Where there is this type of liver disturbance Mercurius patients usually develop an acute aversion to anything fatty or greasy. They also develop an acute aversion to meat of any kind. Associated with the unpleasant sweet taste in the mouth, Mercurius patients normally have marked aversion to sweets.
The enteritis of Mercurius is a very violent attack with acute griping in the intestine. All the contents of the abdomen feel sore and raw. It is accompanied by a good deal of abdominal distention and very violent tenesmus. The tenesmus is often quite ineffectual and nothing is passed at all. Or there is extremely violent tenesmus and the passage of a very small, bloody mucous stool, accompanied by extreme burning in the rectum.
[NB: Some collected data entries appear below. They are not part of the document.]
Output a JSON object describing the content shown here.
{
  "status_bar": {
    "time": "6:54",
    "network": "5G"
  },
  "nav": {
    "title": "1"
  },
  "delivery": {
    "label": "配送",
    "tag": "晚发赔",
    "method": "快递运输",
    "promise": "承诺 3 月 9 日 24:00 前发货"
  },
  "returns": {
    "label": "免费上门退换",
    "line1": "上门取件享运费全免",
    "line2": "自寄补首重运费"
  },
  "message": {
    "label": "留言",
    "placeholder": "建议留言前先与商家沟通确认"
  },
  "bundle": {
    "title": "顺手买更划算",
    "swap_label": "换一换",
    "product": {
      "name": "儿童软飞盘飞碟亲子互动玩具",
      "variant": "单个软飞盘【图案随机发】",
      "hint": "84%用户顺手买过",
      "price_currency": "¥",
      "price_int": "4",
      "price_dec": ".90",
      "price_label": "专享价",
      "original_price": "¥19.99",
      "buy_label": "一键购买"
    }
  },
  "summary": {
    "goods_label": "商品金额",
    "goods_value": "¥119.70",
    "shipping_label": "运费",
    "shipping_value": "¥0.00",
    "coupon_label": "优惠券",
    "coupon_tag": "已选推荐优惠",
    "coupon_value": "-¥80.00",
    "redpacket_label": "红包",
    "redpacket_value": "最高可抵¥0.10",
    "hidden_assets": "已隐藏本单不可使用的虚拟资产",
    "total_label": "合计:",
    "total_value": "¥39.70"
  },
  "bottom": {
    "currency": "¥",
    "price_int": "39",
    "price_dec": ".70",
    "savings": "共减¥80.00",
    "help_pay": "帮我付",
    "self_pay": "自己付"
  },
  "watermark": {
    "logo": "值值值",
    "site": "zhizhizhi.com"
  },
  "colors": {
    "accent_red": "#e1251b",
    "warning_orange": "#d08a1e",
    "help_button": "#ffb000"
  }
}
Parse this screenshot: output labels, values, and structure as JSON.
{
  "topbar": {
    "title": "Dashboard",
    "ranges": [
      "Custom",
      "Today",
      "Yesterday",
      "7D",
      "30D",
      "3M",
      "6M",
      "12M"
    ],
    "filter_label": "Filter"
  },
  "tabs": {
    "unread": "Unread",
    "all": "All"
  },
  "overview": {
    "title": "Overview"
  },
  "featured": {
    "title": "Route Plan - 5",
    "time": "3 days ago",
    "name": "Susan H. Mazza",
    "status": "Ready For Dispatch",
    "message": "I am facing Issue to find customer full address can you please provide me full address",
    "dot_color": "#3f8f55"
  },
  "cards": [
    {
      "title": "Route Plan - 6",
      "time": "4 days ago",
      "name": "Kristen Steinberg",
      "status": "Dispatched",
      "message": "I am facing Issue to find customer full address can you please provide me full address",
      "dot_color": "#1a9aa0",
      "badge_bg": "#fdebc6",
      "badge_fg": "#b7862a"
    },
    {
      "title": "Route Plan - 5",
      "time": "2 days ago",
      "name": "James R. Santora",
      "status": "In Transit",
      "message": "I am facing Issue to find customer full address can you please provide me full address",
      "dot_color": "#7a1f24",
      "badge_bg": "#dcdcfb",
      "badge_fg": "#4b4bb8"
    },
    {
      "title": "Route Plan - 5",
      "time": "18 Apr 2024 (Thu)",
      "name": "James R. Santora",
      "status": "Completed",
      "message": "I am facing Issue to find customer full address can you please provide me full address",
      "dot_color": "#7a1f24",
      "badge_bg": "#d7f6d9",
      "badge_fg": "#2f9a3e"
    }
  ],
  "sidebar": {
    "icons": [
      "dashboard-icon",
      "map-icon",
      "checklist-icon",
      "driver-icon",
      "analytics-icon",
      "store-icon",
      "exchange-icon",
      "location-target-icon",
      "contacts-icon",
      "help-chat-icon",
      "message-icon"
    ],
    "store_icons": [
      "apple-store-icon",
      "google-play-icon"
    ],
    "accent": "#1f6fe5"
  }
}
Not infrequently, with the persistent tenesmus, the patients develop a tendency to very painful rectal prolapse. I recall a number of these acute dysenteries in World War I. It was a bacillary dysentery with severe and almost incessant tenesmus and straining.
As a rule the upset was more marked during the night than during the day. Many of these cases cleared up entirely in a very short time on Mercurius.
Depending on the degree of tenesmus and the state of bloodiness of the stools, one prescribed either straight Mercurius sol. or else Mercurius cor. When the stools contained more blood and less faecal material, the tenesmus was more violent, and the tendency to prolapse more marked, Mercurius cor. gave better results.